The ASTRAEA partners (BAE Systems, Rolls-Royce, Thales, EADS, Cobham, QinetiQ and AOS) announced last month that the ASTRAEA programme (Autonomous Systems Technology Related Airborne Evaluation & Assessment – www.astraea.aero) will continue while the second phase of the programme awaits an official announcement from the UK government on financial support.
This is important news for AOS UK because the company was the only SME in ASTRAEA 1 (see November 2008 news item), and its unique role, providing autonomous capabilities and expertise to its giant corporate partners, will expand in ASTRAEA 2.
Indications of government support for ASTRAEA are certainly promising, especially in light of the annual Whittle Lecture, presented last month at the Royal Aeronautical Society by Minister for Innovation, Lord Drayson. In his address, Lord Drayson acknowledged the obstacles that governments tend to place on innovative technology, using as examples Frank Whittle’s mid-1930s jet engine and Australian engineer Lancelot De Mole’s 1912 armoured vehicle that ran on treads (i.e. a tank). Both, he said, were repeatedly rejected.
Lord Drayson went on to say that the government must face the difficult issue of “…giving the right backing at the right time and for an appropriate length of time to disruptive technologies; no longer to solo inventors like Whittle or De Mole, but to support the most promising ideas that can drive forward key sectors like aerospace.” He also said a top priority in the Ministry of Defence’s Defence Technology Plan is “…exploiting new concepts in unmanned air vehicles and unmanned combat vehicles.”

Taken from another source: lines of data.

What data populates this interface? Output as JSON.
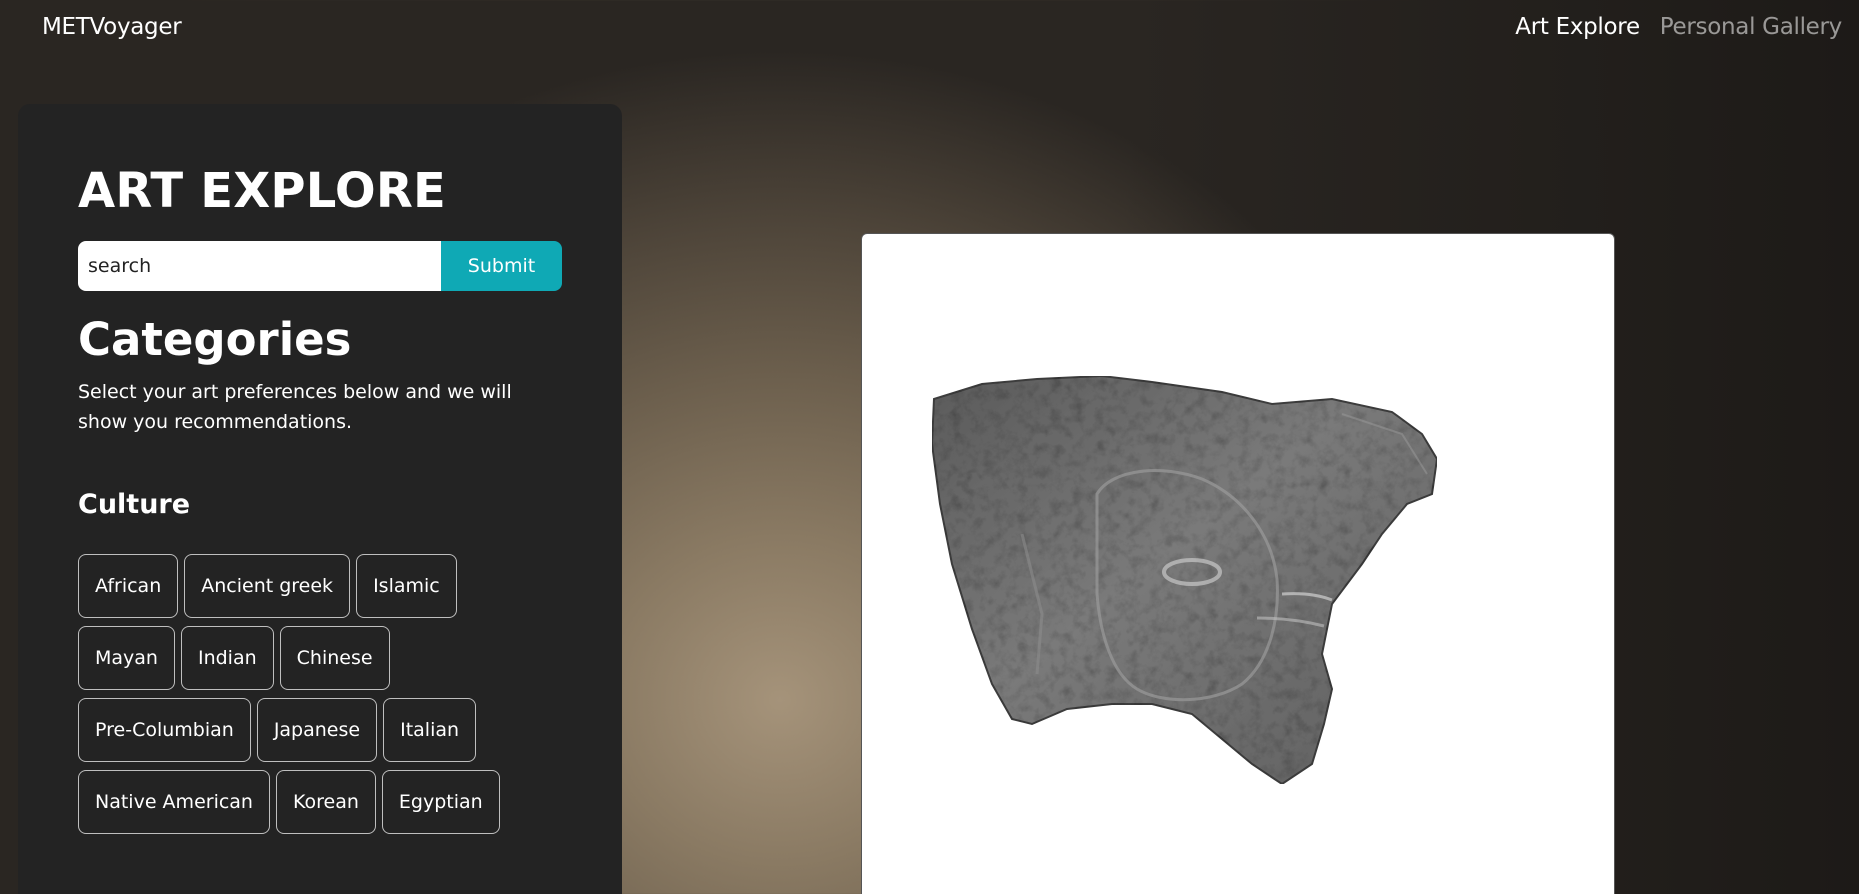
{
  "navbar": {
    "brand": "METVoyager",
    "links": [
      {
        "label": "Art Explore",
        "active": true
      },
      {
        "label": "Personal Gallery",
        "active": false
      }
    ]
  },
  "sidebar": {
    "title": "ART EXPLORE",
    "search": {
      "placeholder": "search",
      "value": "",
      "submit_label": "Submit"
    },
    "categories_heading": "Categories",
    "categories_desc": "Select your art preferences below and we will show you recommendations.",
    "culture_heading": "Culture",
    "culture_chips": [
      "African",
      "Ancient greek",
      "Islamic",
      "Mayan",
      "Indian",
      "Chinese",
      "Pre-Columbian",
      "Japanese",
      "Italian",
      "Native American",
      "Korean",
      "Egyptian"
    ]
  },
  "artwork": {
    "image_icon": "stone-relief-fragment-image"
  },
  "colors": {
    "accent": "#0fa9b5",
    "panel": "#232323"
  }
}
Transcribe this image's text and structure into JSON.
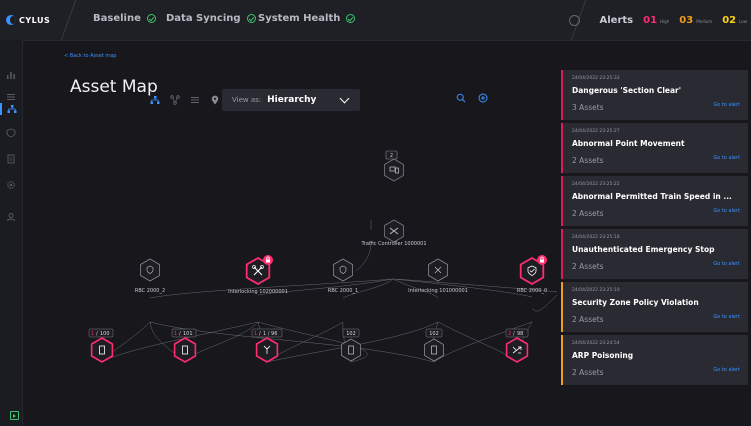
{
  "brand": {
    "name": "CYLUS"
  },
  "topbar": {
    "nav": [
      {
        "label": "Baseline",
        "icon": "check-circle-icon"
      },
      {
        "label": "Data Syncing",
        "icon": "check-circle-icon"
      },
      {
        "label": "System Health",
        "icon": "check-circle-icon"
      }
    ],
    "alerts": {
      "title": "Alerts",
      "high": {
        "count": "01",
        "label": "High",
        "color": "#ff2d6e"
      },
      "medium": {
        "count": "03",
        "label": "Medium",
        "color": "#f29c1f"
      },
      "low": {
        "count": "02",
        "label": "Low",
        "color": "#ffd21a"
      }
    }
  },
  "sidebar": {
    "icons": [
      "bar-chart-icon",
      "list-icon",
      "hierarchy-icon",
      "shield-icon",
      "document-icon",
      "settings-icon",
      "user-icon"
    ],
    "active": "hierarchy-icon"
  },
  "main": {
    "back_link": "< Back to Asset map",
    "title": "Asset Map",
    "view_icons": [
      "hierarchy-icon",
      "network-icon",
      "list-icon",
      "location-pin-icon"
    ],
    "view_select": {
      "label": "View as:",
      "value": "Hierarchy"
    }
  },
  "graph": {
    "top_count": "2",
    "traffic_controller": "Traffic Controller 1000001",
    "mid_nodes": [
      {
        "label": "RBC 2000_2",
        "alert": false
      },
      {
        "label": "Interlocking 102000001",
        "alert": true
      },
      {
        "label": "RBC 2000_1",
        "alert": false
      },
      {
        "label": "Interlocking 101000001",
        "alert": false
      },
      {
        "label": "RBC 2000_0",
        "alert": true
      }
    ],
    "bottom_nodes": [
      {
        "alert_count": "1",
        "total": "100",
        "alert": true
      },
      {
        "alert_count": "1",
        "total": "101",
        "alert": true
      },
      {
        "alert_count": "1",
        "total": "1 / 96",
        "alert": true
      },
      {
        "alert_count": "",
        "total": "102",
        "alert": false
      },
      {
        "alert_count": "",
        "total": "102",
        "alert": false
      },
      {
        "alert_count": "2",
        "total": "98",
        "alert": true
      }
    ]
  },
  "alerts_panel": [
    {
      "time": "24/04/2022 23:25:33",
      "title": "Dangerous 'Section Clear'",
      "assets": "3 Assets",
      "link": "Go to alert",
      "severity": "high"
    },
    {
      "time": "24/04/2022 23:25:27",
      "title": "Abnormal Point Movement",
      "assets": "2 Assets",
      "link": "Go to alert",
      "severity": "high"
    },
    {
      "time": "24/04/2022 23:25:22",
      "title": "Abnormal Permitted Train Speed in ...",
      "assets": "2 Assets",
      "link": "Go to alert",
      "severity": "high"
    },
    {
      "time": "24/04/2022 23:25:18",
      "title": "Unauthenticated Emergency Stop",
      "assets": "2 Assets",
      "link": "Go to alert",
      "severity": "high"
    },
    {
      "time": "24/04/2022 23:25:10",
      "title": "Security Zone Policy Violation",
      "assets": "2 Assets",
      "link": "Go to alert",
      "severity": "medium"
    },
    {
      "time": "24/04/2022 23:24:54",
      "title": "ARP Poisoning",
      "assets": "2 Assets",
      "link": "Go to alert",
      "severity": "medium"
    }
  ]
}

Lord Drayson’s role in the new Department of Business, Innovation and Skills (BIS) includes an overview of defence innovation and he describes his job as “…above all – to champion science and engineering across Government.”
So, government support definitely exists for promoting science and technology but it’s still ‘wait-and-see’ re levels of funding that will be made available for different sectors. In the meantime, however, the ASTRAEA 2 programme is moving ahead.